É uma legislação bonita de se ver, boa no papel, mas terrível na prática. Feita para “inglês ver”. Ela faliu as Alterosas.
2. O que poderia ser alterado na legislação ambiental brasileira para não prejudicar economicamente o produtor rural?
O que precisa ser feito, nem tão cedo será, mas, por sorte, acontecerá.
O processo legiferante ambiental brasileiro é natimorto, dado que foi constituído numa fundamentação equivocada de que homem e natureza são imiscíveis. De que não é possível a produção com a proteção. Desta forma, a legislação foi fundamentada na essência filosófica de que, para se proteger, tem que separar o meio ambiente do ser humano, colocar os recursos naturais numa redoma.
Em termos de meio ambiente, os legisladores não respeitaram o princípio da presunção da inocência. Para eles, o homem é culpado até que ele próprio prove o contrário.
Infelizmente, esta situação não poderia ter sido diferente. Toda a legislação ambiental foi cunhada, arbitrariamente, por pressões de ambientalistas xiitas, ideologicamente preconceituosos, retrógrados e patrocinados, via Ongs, por interesses exógenos que não querem o desenvolvimento econômico do Brasil.
Por exemplo, para os legisladores, a produção de carvão vegetal é a principal causa do desmatamento, sendo que na verdade, é a expansão da agropecuária. Os legisladores não conseguem perceber que são nas regiões, onde a atividade predominante é a carbonização, que tem as maiores coberturas de vegetação nativa. Justamente porque, se os produtores vivem do carvão e que para fazê-lo depende de floresta, então, obviamente, tem que mantê-la. É a velha máxima de que “ninguém mataria a galinha dos ovos de ouros se deles depende para viver”.

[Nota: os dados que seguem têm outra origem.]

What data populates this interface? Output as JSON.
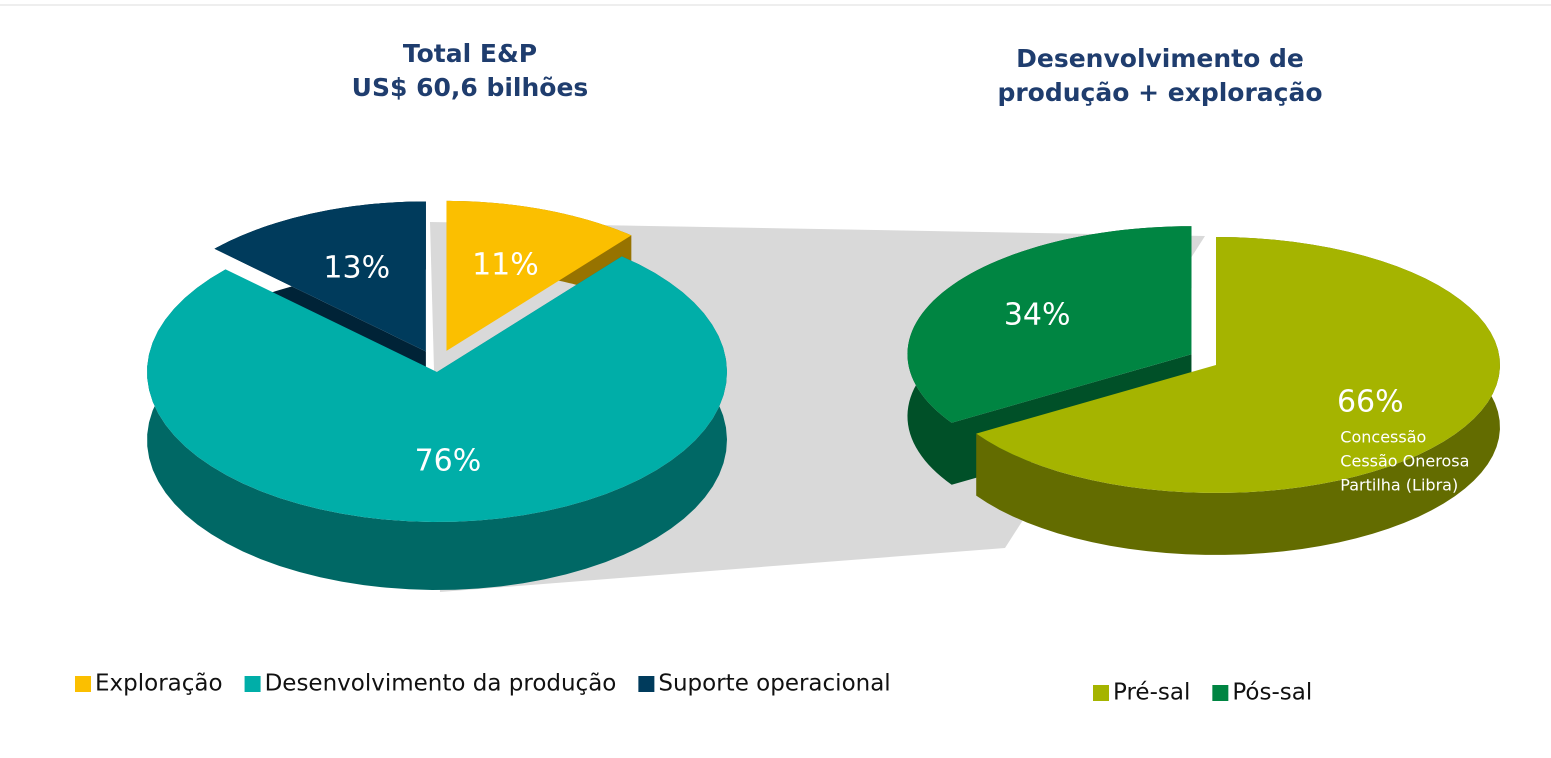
{
  "chart_data": [
    {
      "type": "pie",
      "title": [
        "Total E&P",
        "US$ 60,6 bilhões"
      ],
      "categories": [
        "Exploração",
        "Desenvolvimento da produção",
        "Suporte operacional"
      ],
      "values": [
        11,
        76,
        13
      ],
      "value_labels": [
        "11%",
        "76%",
        "13%"
      ],
      "colors": [
        "#fbbf00",
        "#00aea8",
        "#003b5c"
      ],
      "legend": "bottom"
    },
    {
      "type": "pie",
      "title": [
        "Desenvolvimento de",
        "produção + exploração"
      ],
      "categories": [
        "Pré-sal",
        "Pós-sal"
      ],
      "values": [
        66,
        34
      ],
      "value_labels": [
        "66%",
        "34%"
      ],
      "colors": [
        "#a5b400",
        "#008542"
      ],
      "annotations": [
        "Concessão",
        "Cessão Onerosa",
        "Partilha (Libra)"
      ],
      "legend": "bottom"
    }
  ]
}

Infelizmente, mesmo correndo o risco de ser rotulado de radical, extremista, não me resta a menor dúvida de que nossa legislação tem que ser refeita desde o “marco zero”. Não há como ter um instrumento legal perfeito se a sua hermenêutica foi equivocada. Se a raiz não presta, a árvore não dará bons frutos. Corta-se o mau pela raiz.
3. Como fazer cumprir a legislação ambiental no país?
Se o Direito não respeita a realidade, esta não o respeitará. Antes que a lei crie obrigações, exija-se respeito para com os fatos, valores e culturas. Antes de se criar normas, primeiro que se conheça os fatos e os valores. Se uma comunidade, rodeada de floresta, viveu da produção do carvão vegetal, não há conflito nisso que justifique uma legislação. Porém esta não tem sido a tônica. No Brasil, o produtor de carvão virou vilão e, nessa onda, os legisladores constituíram um cipoal de leis que inviabilizou a vida nestas comunidades. Não havendo conflito, não há que se ter normas, regras. Em havendo, há que primeiro avaliar se este pode ser resolvido tecnicamente.
Do contrário, ai sim se criem as normas de forma democrática e plural e se obrigue o seu cumprimento via fiscalização e monitoramento paralelo com a educação e a extensão ambiental. Do contrário, nem progresso e nem proteção.